Landscape
山水図
- Date:
- ca. 1887–92
- Medium:
- Album leaf; ink and color on silk
- Source:
- Metropolitan Museum of Art
Description
Landscape is one of the album leaves from the Met's substantial group of Kawabata Gyokushō works given to the museum in 1914 as part of the Charles Stewart Smith Collection (accession 14.76.61.67). It is an album-format painting (36.8 by 29.2 cm, 14 1/2 by 11 1/2 in.) in ink and color on silk, dated about 1887-1892 — the period in which Gyokushō was at the height of his powers as a Tokyo painter and had recently joined the founding faculty of the Tokyo School of Fine Arts. The album leaf is a characteristic small Meiji-period nihonga composition: a quiet landscape view, rendered in the Maruyama-school manner that descends from Maruyama Ōkyo through Gyokushō's teacher Nakajima Raishō, with the trees, rocks, and water observed and drawn with the patience and economy that the Kyoto naturalist tradition demanded.

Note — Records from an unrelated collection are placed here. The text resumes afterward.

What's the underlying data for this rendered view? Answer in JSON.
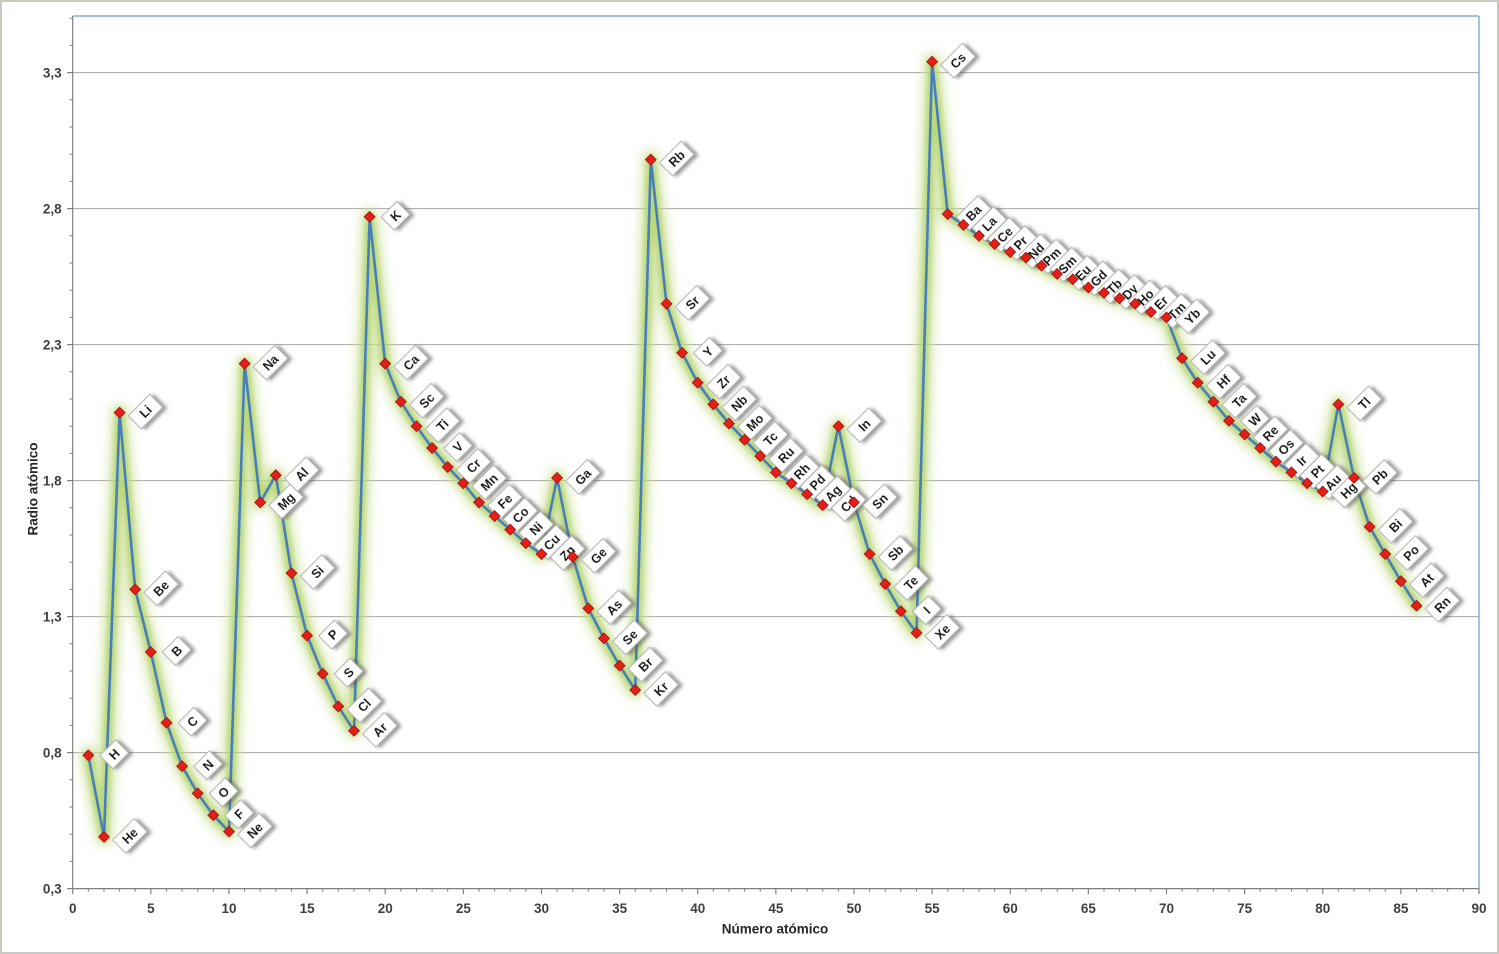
{
  "window": {
    "background": "#ffffff",
    "border_color": "#ccc9c3"
  },
  "chart_data": {
    "type": "line",
    "title": "",
    "xlabel": "Número atómico",
    "ylabel": "Radio atómico",
    "xlim": [
      0,
      90
    ],
    "ylim": [
      0.3,
      3.3
    ],
    "x_tick_step": 5,
    "x_minor_tick_step": 1,
    "y_minor_tick_step": 0.1,
    "grid": "horizontal-only",
    "legend": "none",
    "x_ticks": [
      {
        "value": 0,
        "label": "0"
      },
      {
        "value": 5,
        "label": "5"
      },
      {
        "value": 10,
        "label": "10"
      },
      {
        "value": 15,
        "label": "15"
      },
      {
        "value": 20,
        "label": "20"
      },
      {
        "value": 25,
        "label": "25"
      },
      {
        "value": 30,
        "label": "30"
      },
      {
        "value": 35,
        "label": "35"
      },
      {
        "value": 40,
        "label": "40"
      },
      {
        "value": 45,
        "label": "45"
      },
      {
        "value": 50,
        "label": "50"
      },
      {
        "value": 55,
        "label": "55"
      },
      {
        "value": 60,
        "label": "60"
      },
      {
        "value": 65,
        "label": "65"
      },
      {
        "value": 70,
        "label": "70"
      },
      {
        "value": 75,
        "label": "75"
      },
      {
        "value": 80,
        "label": "80"
      },
      {
        "value": 85,
        "label": "85"
      },
      {
        "value": 90,
        "label": "90"
      }
    ],
    "y_ticks": [
      {
        "value": 3.3,
        "label": "3,3"
      },
      {
        "value": 2.8,
        "label": "2,8"
      },
      {
        "value": 2.3,
        "label": "2,3"
      },
      {
        "value": 1.8,
        "label": "1,8"
      },
      {
        "value": 1.3,
        "label": "1,3"
      },
      {
        "value": 0.8,
        "label": "0,8"
      },
      {
        "value": 0.3,
        "label": "0,3"
      }
    ],
    "series": [
      {
        "name": "Radio atómico",
        "x": [
          1,
          2,
          3,
          4,
          5,
          6,
          7,
          8,
          9,
          10,
          11,
          12,
          13,
          14,
          15,
          16,
          17,
          18,
          19,
          20,
          21,
          22,
          23,
          24,
          25,
          26,
          27,
          28,
          29,
          30,
          31,
          32,
          33,
          34,
          35,
          36,
          37,
          38,
          39,
          40,
          41,
          42,
          43,
          44,
          45,
          46,
          47,
          48,
          49,
          50,
          51,
          52,
          53,
          54,
          55,
          56,
          57,
          58,
          59,
          60,
          61,
          62,
          63,
          64,
          65,
          66,
          67,
          68,
          69,
          70,
          71,
          72,
          73,
          74,
          75,
          76,
          77,
          78,
          79,
          80,
          81,
          82,
          83,
          84,
          85,
          86
        ],
        "point_labels": [
          "H",
          "He",
          "Li",
          "Be",
          "B",
          "C",
          "N",
          "O",
          "F",
          "Ne",
          "Na",
          "Mg",
          "Al",
          "Si",
          "P",
          "S",
          "Cl",
          "Ar",
          "K",
          "Ca",
          "Sc",
          "Ti",
          "V",
          "Cr",
          "Mn",
          "Fe",
          "Co",
          "Ni",
          "Cu",
          "Zn",
          "Ga",
          "Ge",
          "As",
          "Se",
          "Br",
          "Kr",
          "Rb",
          "Sr",
          "Y",
          "Zr",
          "Nb",
          "Mo",
          "Tc",
          "Ru",
          "Rh",
          "Pd",
          "Ag",
          "Cd",
          "In",
          "Sn",
          "Sb",
          "Te",
          "I",
          "Xe",
          "Cs",
          "Ba",
          "La",
          "Ce",
          "Pr",
          "Nd",
          "Pm",
          "Sm",
          "Eu",
          "Gd",
          "Tb",
          "Dy",
          "Ho",
          "Er",
          "Tm",
          "Yb",
          "Lu",
          "Hf",
          "Ta",
          "W",
          "Re",
          "Os",
          "Ir",
          "Pt",
          "Au",
          "Hg",
          "Tl",
          "Pb",
          "Bi",
          "Po",
          "At",
          "Rn"
        ],
        "y": [
          0.79,
          0.49,
          2.05,
          1.4,
          1.17,
          0.91,
          0.75,
          0.65,
          0.57,
          0.51,
          2.23,
          1.72,
          1.82,
          1.46,
          1.23,
          1.09,
          0.97,
          0.88,
          2.77,
          2.23,
          2.09,
          2.0,
          1.92,
          1.85,
          1.79,
          1.72,
          1.67,
          1.62,
          1.57,
          1.53,
          1.81,
          1.52,
          1.33,
          1.22,
          1.12,
          1.03,
          2.98,
          2.45,
          2.27,
          2.16,
          2.08,
          2.01,
          1.95,
          1.89,
          1.83,
          1.79,
          1.75,
          1.71,
          2.0,
          1.72,
          1.53,
          1.42,
          1.32,
          1.24,
          3.34,
          2.78,
          2.74,
          2.7,
          2.67,
          2.64,
          2.62,
          2.59,
          2.56,
          2.54,
          2.51,
          2.49,
          2.47,
          2.45,
          2.42,
          2.4,
          2.25,
          2.16,
          2.09,
          2.02,
          1.97,
          1.92,
          1.87,
          1.83,
          1.79,
          1.76,
          2.08,
          1.81,
          1.63,
          1.53,
          1.43,
          1.34
        ]
      }
    ],
    "colors": {
      "line": "#4a7ebb",
      "marker": "#e32017",
      "marker_edge": "#a50d0d",
      "glow_inner": "#acd164",
      "glow_outer": "#cadf93",
      "gridline": "#a6a6a6",
      "axis": "#7f7f7f",
      "plot_border_top_right": "#6d9ac9",
      "tick_label": "#3f3f3f",
      "data_label_text": "#111111",
      "data_label_box": "#ffffff",
      "data_label_border": "#b0b0b0"
    }
  }
}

The Charles Stewart Smith group of Gyokushō paintings, comprising more than a dozen album leaves of birds, flowers, animals, and landscapes given to the museum in his memory by his family, is one of the most coherent collections of Gyokushō's small-format work in the West and an essential reference for understanding his daily painting practice in the early Meiji decades.